Doch ist eine Gesellschaft, die zwar die Technik zur Sättigung der Welt und Verbesserung der Lebensverhältnisse beherrscht, der jedoch dazu das auf Glaube gründende Ge-wissen fehlt, wirklich rational, vernünftig? Der aufklärerische Versuch, durch eine rein humanistische Ratio ohne realistischen höheren Bezug, ohne religiöse Begründung und Einübung in entsprechenden Riten die Gesellschaft zur Vernunft zu bringen, ist bisher in östlich-kommunistischen wie westlich-kapitalistisch freien Kulturen kläglich gescheitert.
Wie kann eine Gesellschaft, die wissentlich Ihren Kindern die Lebensgrundlage raubt, in dem sie das Weltklima verändert und Energie- und Rohstoffressourcen wegfrisst aber gleichzeitig außer ewig strahlenden Uranbrennstäben nur weltgesellschaftliche Ungleichgewichte bzw. Ungerechtigkeiten hinterlässt, die zwangsläufig in Kürze zum Kollaps führen, als vernünftig bezeichnet werden? Vieles weitere wäre hier noch aufzuaddieren, was nicht zum Verhalten eines wahrhaft aufgeklärten Vernunftwesen gehört. Gleichwohl sich der angeblich aufgeklärte Mensch für vernünftig hält, heute über ein ungeahntes Wissenspotential verfügt, verhält er sich höchst unvernünftig, wird den Anforderungen an ein vernunftbegabtes Wesen am Anfang dritten Jahrtausend nicht gerecht. Denn nicht das Überleben müssen im Kampf gegen Naturkatastrophen oder Feinde von außen führen zur irrationalen Lebensweise. Die Geist der Weltgesellschaft ist im Rahmen evolutionären Entwicklung dank des in der Menschheitsgeschichte wirk-samen schöpferischen Wortes so weit gewachsen, dass wir im Grunde nur noch einen Feind haben: den eigenen Ungeist, unsere Unvernunft. Rational wäre es daher, das derzeit weitgehend brachliegende geistige Potential eines vernünftigen Glaubens zu nutzen. Nicht um Moralpredigten abzuhalten, sondern die Menschen zu begeistern für eine schöpferische Vernunft, sie so im höheren Sinne vernünftig zu machen. Doch wie soll ein Glaube, der im Gegensatz zur Vernunft lebt, nur von einem antiken Che Guevarra schwärmt und mit einer realistischen schöpfungswirksamen Vernunft nichts am Hut hat, die Gesellschaft vernünftig machen?

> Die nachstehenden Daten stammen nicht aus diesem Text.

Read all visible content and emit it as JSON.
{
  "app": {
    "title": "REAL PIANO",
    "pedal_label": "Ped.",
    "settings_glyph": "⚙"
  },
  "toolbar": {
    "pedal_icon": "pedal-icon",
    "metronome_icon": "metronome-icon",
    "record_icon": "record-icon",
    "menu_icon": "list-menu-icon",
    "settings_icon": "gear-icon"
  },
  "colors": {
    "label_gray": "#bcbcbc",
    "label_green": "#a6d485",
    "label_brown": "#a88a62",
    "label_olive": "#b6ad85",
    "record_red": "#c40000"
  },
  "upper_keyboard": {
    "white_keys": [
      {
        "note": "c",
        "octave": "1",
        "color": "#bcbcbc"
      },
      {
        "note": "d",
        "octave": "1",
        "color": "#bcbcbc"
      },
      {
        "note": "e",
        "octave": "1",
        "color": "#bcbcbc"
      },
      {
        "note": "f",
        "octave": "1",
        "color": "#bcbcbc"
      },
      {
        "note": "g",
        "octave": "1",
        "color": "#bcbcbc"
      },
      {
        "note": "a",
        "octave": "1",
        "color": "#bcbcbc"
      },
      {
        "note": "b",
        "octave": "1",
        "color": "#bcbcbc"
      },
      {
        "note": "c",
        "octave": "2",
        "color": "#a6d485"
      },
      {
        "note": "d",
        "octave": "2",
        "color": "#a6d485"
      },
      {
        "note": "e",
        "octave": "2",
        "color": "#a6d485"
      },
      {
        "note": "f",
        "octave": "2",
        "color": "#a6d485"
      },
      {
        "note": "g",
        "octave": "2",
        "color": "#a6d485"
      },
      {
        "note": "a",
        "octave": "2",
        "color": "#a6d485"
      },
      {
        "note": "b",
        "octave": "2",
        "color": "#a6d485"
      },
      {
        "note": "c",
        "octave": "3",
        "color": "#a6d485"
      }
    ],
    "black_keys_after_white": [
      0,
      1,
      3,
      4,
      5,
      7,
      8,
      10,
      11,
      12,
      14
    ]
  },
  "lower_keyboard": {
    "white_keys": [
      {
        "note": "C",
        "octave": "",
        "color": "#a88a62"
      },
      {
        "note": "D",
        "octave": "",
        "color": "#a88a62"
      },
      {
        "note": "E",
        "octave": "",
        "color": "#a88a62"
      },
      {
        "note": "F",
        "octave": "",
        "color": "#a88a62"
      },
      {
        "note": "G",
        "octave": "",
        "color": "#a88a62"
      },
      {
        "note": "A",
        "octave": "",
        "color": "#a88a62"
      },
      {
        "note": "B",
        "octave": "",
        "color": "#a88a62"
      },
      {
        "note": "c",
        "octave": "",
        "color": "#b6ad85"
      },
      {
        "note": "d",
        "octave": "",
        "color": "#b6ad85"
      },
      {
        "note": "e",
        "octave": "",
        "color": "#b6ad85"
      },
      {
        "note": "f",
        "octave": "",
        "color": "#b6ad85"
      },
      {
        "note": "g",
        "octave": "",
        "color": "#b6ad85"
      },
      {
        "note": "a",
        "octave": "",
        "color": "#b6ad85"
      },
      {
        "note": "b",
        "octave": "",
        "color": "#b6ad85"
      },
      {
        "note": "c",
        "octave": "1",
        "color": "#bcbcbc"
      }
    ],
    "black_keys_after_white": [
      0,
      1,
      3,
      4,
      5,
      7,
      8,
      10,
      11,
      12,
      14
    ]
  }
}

Solange die christliche Religion sich nicht auf den in der Antike in menschlicher Gestalt lebendigen und heute im evolutionären Werden des Mikro- und Makrokosmos neu begreifbaren Logos, die allem natürlichen Werden offenbare schöpferische Vernunft beruft, sondern nur auf theologische Mythen, die unverständlich sind, bleibt Bewusstseinsspaltung. Eine Begegnung von Vernunft und Religion ist so kaum möglich. Religion wird so zur Randexistenz, statt zur unsere Kultur gestaltende Kraft.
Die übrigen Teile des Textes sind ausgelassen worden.